December 18, 2006
Editorial Insights: The Book of Sake
by Barry Lancet
SWET asked Barry Lancet of Kodansha International, to recall the experience of working with Philip Harper on The Book of Sake, featured in the SWET Newsletter article here. His account offers an insider’s insights on how a book is born and reared and a glimpse of the hard work as well as enjoyment involved.
The Book of Sake (2006) was born before its predecessor, The Insider’s Guide to Sake (1998), rolled off the presses. Even as we put the finishing touches on The Insider’s Guide (a pocketbook we hoped people would throw in their briefcase or bag when they went shopping or drinking), Philip and I began talking about a second book that would be larger in size and scope. There was so much more to say, but at the time we knew the audience wasn’t out there yet.
But times did change. We watched from Japan as sake began to garner more attention in the United States, Kodansha International’s main market. Then, starting around 2003, sake’s popularity surged. Fueled in part by the renewed interest in Japanese cuisine, sake jumped from its precious perch in sushi bars and other Japanese eateries to the wine lists of non-Japanese restaurants and the shelves of supermarkets and liquor stores.
The time had come. Drinkers had grown more sophisticated. In America, early adopters (to borrow the tech phrase) now bandied about terms like ginjō and nigori, yet we knew many readers would be coming to the subject for the first time. The second book had to take into account at least two distinct groups of drinkers: those who liked Japanese plonk (a non-tech word) because it was great fun to drink and those who approached sake as they did fine wine or good food. (There’s a third group—those who will throw any alcoholic beverage down their gullets, a group I find myself a temporary member of each year around bonenkai season, but that’s another story.) The first group would be satisfied with the basics, while the second would demand a deeper understanding of the subject from the outset.

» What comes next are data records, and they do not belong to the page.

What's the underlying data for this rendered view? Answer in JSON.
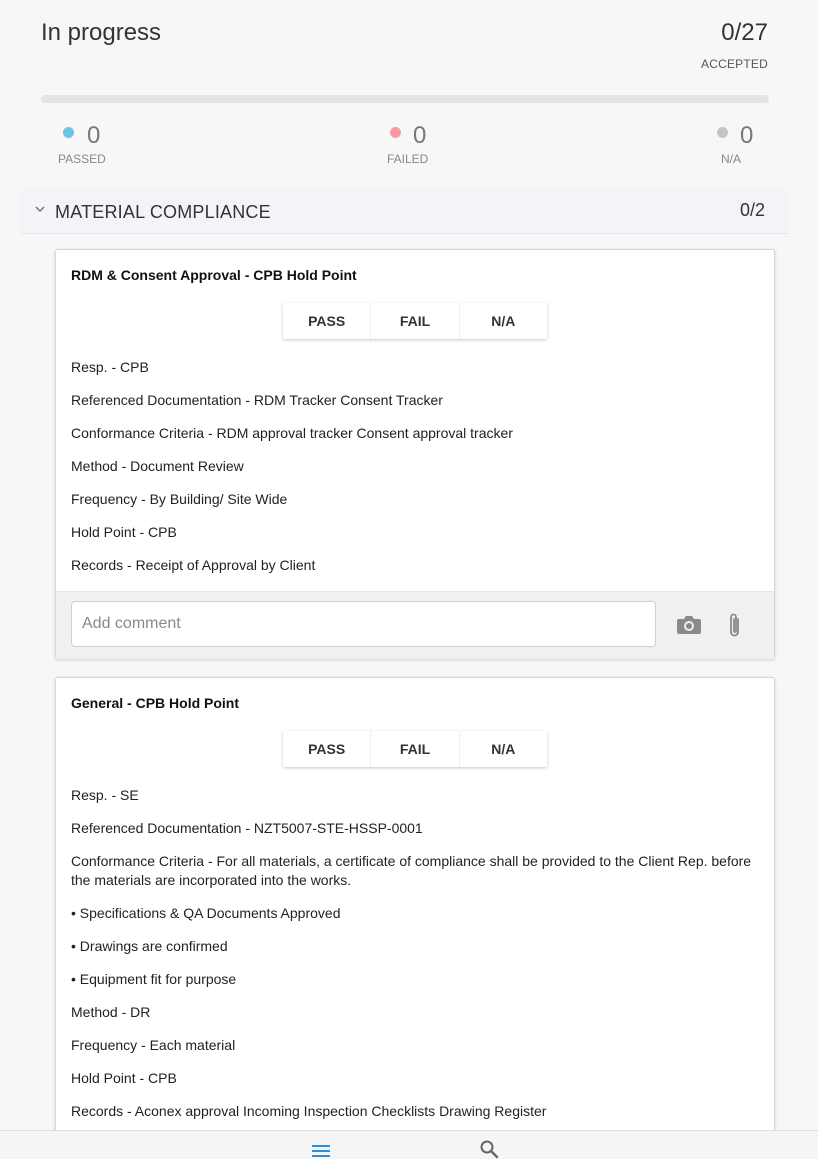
{
  "header": {
    "title": "In progress",
    "count": "0/27",
    "count_label": "ACCEPTED",
    "progress_fraction": 0
  },
  "stats": {
    "passed": {
      "value": "0",
      "label": "PASSED",
      "color": "#6cc3e8"
    },
    "failed": {
      "value": "0",
      "label": "FAILED",
      "color": "#f49aa3"
    },
    "na": {
      "value": "0",
      "label": "N/A",
      "color": "#c4c4c4"
    }
  },
  "section": {
    "title": "MATERIAL COMPLIANCE",
    "count": "0/2",
    "chevron_icon": "chevron-down-icon"
  },
  "buttons": {
    "pass": "PASS",
    "fail": "FAIL",
    "na": "N/A"
  },
  "cards": [
    {
      "title": "RDM & Consent Approval - CPB Hold Point",
      "lines": [
        "Resp. - CPB",
        "Referenced Documentation - RDM Tracker Consent Tracker",
        "Conformance Criteria - RDM approval tracker Consent approval tracker",
        "Method - Document Review",
        "Frequency - By Building/ Site Wide",
        "Hold Point - CPB",
        "Records - Receipt of Approval by Client"
      ],
      "comment_placeholder": "Add comment",
      "comment_value": ""
    },
    {
      "title": "General - CPB Hold Point",
      "lines": [
        "Resp. - SE",
        "Referenced Documentation - NZT5007-STE-HSSP-0001",
        "Conformance Criteria - For all materials, a certificate of compliance shall be provided to the Client Rep. before the materials are incorporated into the works.",
        "• Specifications & QA Documents Approved",
        "• Drawings are confirmed",
        "• Equipment fit for purpose",
        "Method - DR",
        "Frequency - Each material",
        "Hold Point - CPB",
        "Records - Aconex approval Incoming Inspection Checklists Drawing Register"
      ]
    }
  ],
  "bottom_nav": {
    "items": [
      {
        "icon": "menu-icon",
        "active": true,
        "color": "#2a8fd8"
      },
      {
        "icon": "search-icon",
        "active": false,
        "color": "#666666"
      }
    ]
  }
}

We were at an editorial crossroads. Which group should Philip write for? What subjects should we cover?
There was one editorial premise on which Philip and I agreed: drinking sake was an enjoyable experience, so the book should, somehow, reflect that. In other words, no matter what, The Book of Sake, while informative, should also be fun. That was our bottom line: respectable, educational, and entertaining.
With one firm decision made it was but a small leap to conclude we could provide what both groups would require. And who was to say that some from the first group would not graduate to the second? Or some of the second would not succumb to the charms of sake, and once they knew their ginjō from their nigori simply kick back and enjoy the stuff? If we kept it educational and entertaining at the same time, many readers would probably find themselves effortlessly moving from one group to the other.
So that is what we did. Beginning with four chapters—enjoying sake, types of sake, regions of sake, and brewing sake—Philip jumped in with an authoritative voice that comes with long years in the field (fifteen and counting; just what an editor wants). A wry sense of humor surfaces in his writing at times, often with a subtle tongue-in-cheek, which, considering the subject and our “policy of fun,” I encouraged rather than suppressed.
Off we went. Within each chapter, we took a modular approach. Short, focused sections deal with the topic at hand. And those sections have subsections. This allows the reader to crack the book open and dive in anywhere. In other words, you could read the book from cover to cover or you could cherry-pick depending on your mood or needs.
The first chapter, “Making the Most of Sake,” tackles sake and food; finding the sweet spot for each sake (do you drink it warm or cold?); sake tasting by the pros; how to throw a sake-tasting party of your own; drinker’s paraphernalia (for those not brown-bagging it); and sake labels. Each of these offer a quick, discrete read. Sidebars such as Sake Buzzwords and Sake Brewer’s Blues dot the landscape for additional entertainment, as do colored tasting charts, which allow readers to visually gauge sake as wine lovers gauge their grappa with pie-shaped flavor charts. Both offer two new levels on which the book can work. Fun stuff and good brain food to boot. But note this: none of the editorial or design devices lend themselves to the dumbing-down or lowest-common-denominator approach that has gained a following of late. Far from it.
Last, let me answer the question everyone is dying to ask: Did I do research for the book? Yes, as much as I could. Any conscientious editor must. Fortunately, sake brewing has improved tremendously in recent years. And there is more good news: as the quality has risen the incidence of hangovers has dropped. The new breed of sake goes down easier and is easier on the system. And that remains one of the major ironies of the sake world. Even as techniques improve, sake is suffering from a lag in popularity at home. Luckily, overseas drinkers are starting to pick up the slack.
One final note. The Book of Sake is a new KI publication and should not be confused with a pocketbook edition of the same name published in 1996 but now out of print. The 1996 edition was a paperback version of Sake: A Drinker’s Guide (1984), which is dated and also out of print; it has the distinction of being not only a good read but the first book in English on the subject. A Drinker’s Guide was edited by another SWET stalwart, Peter Goodman, a fact that leads the discerning researcher to a single, unavoidable conclusion: either SWET or KI can lead one to drink—all in the name of editing.